Peckham Rock, Banksy En 2005, le célèbre artiste Banksy a entrepris de créer une fausse œuvre rupestre préhistorique (sur un morceau de béton) puis à la placer subrepticement parmi les collections publiques du British Museum de Londres. La supercherie n’a été éventée que quelques jours plus tard. Le musée londonien a d’abord restitué l’œuvre à son auteur ; puis, beau joueur, l’a réintégrée sur ses murs en 2018, le temps d’une exposition consacrée à l’art contestataire. londonmatt via flickr.com (lic. CC-BY-2.0)

Le volume cérébral moyen est passé d’environ 650 cm3 à l’apparition du genre Homo à environ 1300 cm3 pour l’Homme moderne (après avoir atteint 1500 cm3 du temps de l’Homo sapiens préhistorique) [6]. Certaines études suggèrent que la consommation accrue de viande, favorisée par l’amélioration des techniques de chasse, a été un facteur important de ce processus d’encéphalisation de nos ancêtres. L’argument mis en avant est que le métabolisme du cerveau nécessite beaucoup d’énergie et qu’un régime riche en aliments faciles à digérer et de haute densité nutritionnelle comme la viande aurait permis de réduire la taille du système digestif, tout en libérant de l’énergie pour le développement du cerveau [7]. Toutefois, des explications multifactorielles sont aujourd’hui plus souvent retenues, où l’encéphalisation viendrait de la combinaison de plusieurs facteurs incluant « l’utilisation d’outils, du feu, l’amélioration des techniques d’approvisionnement en nourriture, le changement de régime alimentaire, la locomotion bipède… » [8]. L’importance relative de ces différents facteurs reste discutée.

L’élevage est apparu bien plus tard, il y a environ 10 000 ans. Il a permis d’assurer une disponibilité de viande et de graisses animales en toutes saisons, même si ses premières finalités n’étaient pas exclusivement alimentaires [9].

Toutefois, consommer de la viande, ce n’est pas seulement ingérer des nutriments pour satisfaire des fonctions métaboliques : « Les comportements alimentaires sont guidés non seulement par l’envie de combler sa faim, mais aussi par un certain nombre de facteurs culturels, sociaux ou encore économiques » [10]. La consommation de viande a ainsi potentiellement joué un rôle dans l’évolution sociale humaine [11].

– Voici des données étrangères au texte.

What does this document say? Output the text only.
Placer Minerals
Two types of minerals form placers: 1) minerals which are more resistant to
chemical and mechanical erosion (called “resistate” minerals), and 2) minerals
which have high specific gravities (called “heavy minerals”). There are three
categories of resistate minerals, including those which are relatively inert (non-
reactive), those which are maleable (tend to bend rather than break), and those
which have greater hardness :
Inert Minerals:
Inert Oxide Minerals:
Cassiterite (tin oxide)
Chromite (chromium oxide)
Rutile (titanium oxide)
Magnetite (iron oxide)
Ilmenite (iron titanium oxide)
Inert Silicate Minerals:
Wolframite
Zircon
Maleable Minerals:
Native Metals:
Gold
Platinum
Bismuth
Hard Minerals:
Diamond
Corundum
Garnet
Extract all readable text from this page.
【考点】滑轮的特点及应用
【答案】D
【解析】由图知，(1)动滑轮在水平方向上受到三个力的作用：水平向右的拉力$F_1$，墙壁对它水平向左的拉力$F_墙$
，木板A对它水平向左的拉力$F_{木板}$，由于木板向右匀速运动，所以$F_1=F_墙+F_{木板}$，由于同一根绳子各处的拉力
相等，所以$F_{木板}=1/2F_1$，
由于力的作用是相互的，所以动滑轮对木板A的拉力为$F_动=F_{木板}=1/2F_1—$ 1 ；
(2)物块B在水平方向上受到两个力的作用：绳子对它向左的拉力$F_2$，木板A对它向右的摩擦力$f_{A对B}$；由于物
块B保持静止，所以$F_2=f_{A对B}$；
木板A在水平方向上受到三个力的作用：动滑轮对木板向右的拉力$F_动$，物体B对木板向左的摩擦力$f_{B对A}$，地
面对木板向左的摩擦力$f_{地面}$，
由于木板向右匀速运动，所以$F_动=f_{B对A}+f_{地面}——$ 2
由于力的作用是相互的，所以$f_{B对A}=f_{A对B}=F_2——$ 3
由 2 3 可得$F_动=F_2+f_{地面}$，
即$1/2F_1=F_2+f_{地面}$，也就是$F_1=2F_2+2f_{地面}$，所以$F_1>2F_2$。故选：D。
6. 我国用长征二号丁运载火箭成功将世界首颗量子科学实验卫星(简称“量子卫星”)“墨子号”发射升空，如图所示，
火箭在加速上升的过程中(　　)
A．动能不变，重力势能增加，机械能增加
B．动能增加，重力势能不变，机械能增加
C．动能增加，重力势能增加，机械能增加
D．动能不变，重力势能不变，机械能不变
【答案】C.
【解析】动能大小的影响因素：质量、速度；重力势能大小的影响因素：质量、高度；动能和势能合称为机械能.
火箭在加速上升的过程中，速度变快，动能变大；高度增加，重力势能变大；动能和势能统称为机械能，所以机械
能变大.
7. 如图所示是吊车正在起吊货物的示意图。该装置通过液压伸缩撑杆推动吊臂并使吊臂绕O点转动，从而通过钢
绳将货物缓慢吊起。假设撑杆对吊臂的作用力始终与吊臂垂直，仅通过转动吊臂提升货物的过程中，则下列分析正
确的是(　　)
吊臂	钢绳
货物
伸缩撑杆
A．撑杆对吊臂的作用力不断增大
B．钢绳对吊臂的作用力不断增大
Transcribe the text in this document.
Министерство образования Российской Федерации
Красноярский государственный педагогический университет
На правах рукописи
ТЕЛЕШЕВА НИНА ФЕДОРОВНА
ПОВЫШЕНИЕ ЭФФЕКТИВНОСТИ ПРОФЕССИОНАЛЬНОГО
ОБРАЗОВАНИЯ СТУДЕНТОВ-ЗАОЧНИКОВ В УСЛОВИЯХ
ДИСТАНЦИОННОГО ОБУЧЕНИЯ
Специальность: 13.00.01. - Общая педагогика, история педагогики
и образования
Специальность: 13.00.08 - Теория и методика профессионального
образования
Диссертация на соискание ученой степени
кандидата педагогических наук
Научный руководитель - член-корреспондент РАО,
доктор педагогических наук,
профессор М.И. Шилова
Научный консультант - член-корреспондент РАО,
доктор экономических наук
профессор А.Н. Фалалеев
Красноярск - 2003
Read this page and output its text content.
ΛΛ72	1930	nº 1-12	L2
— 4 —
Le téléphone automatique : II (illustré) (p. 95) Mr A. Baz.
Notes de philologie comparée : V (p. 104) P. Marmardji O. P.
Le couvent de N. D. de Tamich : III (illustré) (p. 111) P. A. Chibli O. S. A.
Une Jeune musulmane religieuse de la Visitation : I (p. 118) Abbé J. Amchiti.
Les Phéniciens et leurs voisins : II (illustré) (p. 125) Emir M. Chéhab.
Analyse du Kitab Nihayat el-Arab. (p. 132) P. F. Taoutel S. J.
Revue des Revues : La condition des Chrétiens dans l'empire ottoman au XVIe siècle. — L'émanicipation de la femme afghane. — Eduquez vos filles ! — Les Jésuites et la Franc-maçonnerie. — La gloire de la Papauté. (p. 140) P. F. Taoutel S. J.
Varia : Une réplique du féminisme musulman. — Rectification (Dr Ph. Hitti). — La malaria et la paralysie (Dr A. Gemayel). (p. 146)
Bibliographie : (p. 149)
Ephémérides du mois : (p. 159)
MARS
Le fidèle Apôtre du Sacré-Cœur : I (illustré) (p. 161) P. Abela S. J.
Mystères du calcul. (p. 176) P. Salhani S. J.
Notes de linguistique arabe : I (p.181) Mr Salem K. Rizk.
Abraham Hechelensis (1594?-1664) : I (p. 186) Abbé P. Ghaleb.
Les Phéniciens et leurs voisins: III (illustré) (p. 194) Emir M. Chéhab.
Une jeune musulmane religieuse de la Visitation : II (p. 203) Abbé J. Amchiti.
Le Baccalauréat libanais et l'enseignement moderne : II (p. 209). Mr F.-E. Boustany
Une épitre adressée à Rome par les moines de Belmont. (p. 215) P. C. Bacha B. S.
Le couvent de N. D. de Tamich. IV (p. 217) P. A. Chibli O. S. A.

Aujourd’hui, les débats autour des changements des comportements alimentaires relatifs à la viande sont vifs. Leur mise en œuvre, que ce soit pour des raisons sanitaires, éthiques ou environnementales, rencontre de multiples obstacles. Mieux les comprendre implique de prendre en compte les dimensions héritées de notre histoire culturelle, mais aussi évolutionnaire, incluant de possibles composants génétiques [12, 13].

Références


1 | Milton K, “The critical role played by animal source foods in human (Homo) evolution”, The Journal of Nutrition, 2003, 133 :3886S-92S
2 | Ben-Dor et al., “The evolution of the human trophic level during the Pleistocene”, Yearbook of Physical Anthropology, 2021, 175 :27-56.
3 | Museum national d’histoire naturelle, « Comment cuisinait-on à la préhistoire ? », consulté le 9 décembre 2024. Sur mnhn.fr
4 | Zink K, Lieberman D, “Impact of meat and Lower Palaeolithic food processing techniques on chewing in humans”, Nature, 2016, 531 :500-33.
5 | Ungar P, “Dental topography and diets of Australopithecus afarensis and early Homo”, Journal of human evolution, 2004, 46 :605-22.
6 | Balzeau A, « L’évolution du cerveau humain : clichés et réalité », The Conversation, 10 février 2022.
7 | Aiello LC, Wheeler P, “The expensive-tissue hypothesis : the brain and the digestive system in human and primate evolution”, Current Anthropology, 1995, 36 :199-221.
8 | Hanon R, « La chasse est-elle à l’origine de l’émergence du genre humain ? », The Conversation, 17 décembre 2020.
9 | Museum national d’histoire naturelle, « Depuis quand pratique-t-on l’élevage ? », consulté le 9 décembre 2024. Sur mnhn.fr
10 | Fauveau C, « L’humain mangeur de viande : historique des modes de consommation et des pratiques », Thèse de doctorat vétérinaire, Université Claude Bernard Lyon 1, 2023. Sur dumas.ccsd.cnrs.fr
11 | Gorbunova NA, “Assessing the role of meat consumption in human evolutionary changes : a review”, Theory and practice of meat processing, 2024, 9 :53-64.
12 | Leroy F, Praet I, “Meat traditions : the co-evolution of humans and meat”, Appetite, 2015, 90 :200-11.
13 | Yaseen NR et al., “Genetics of vegetarianism : A genomewide association study”, PLoS One, 4 octobre 2023.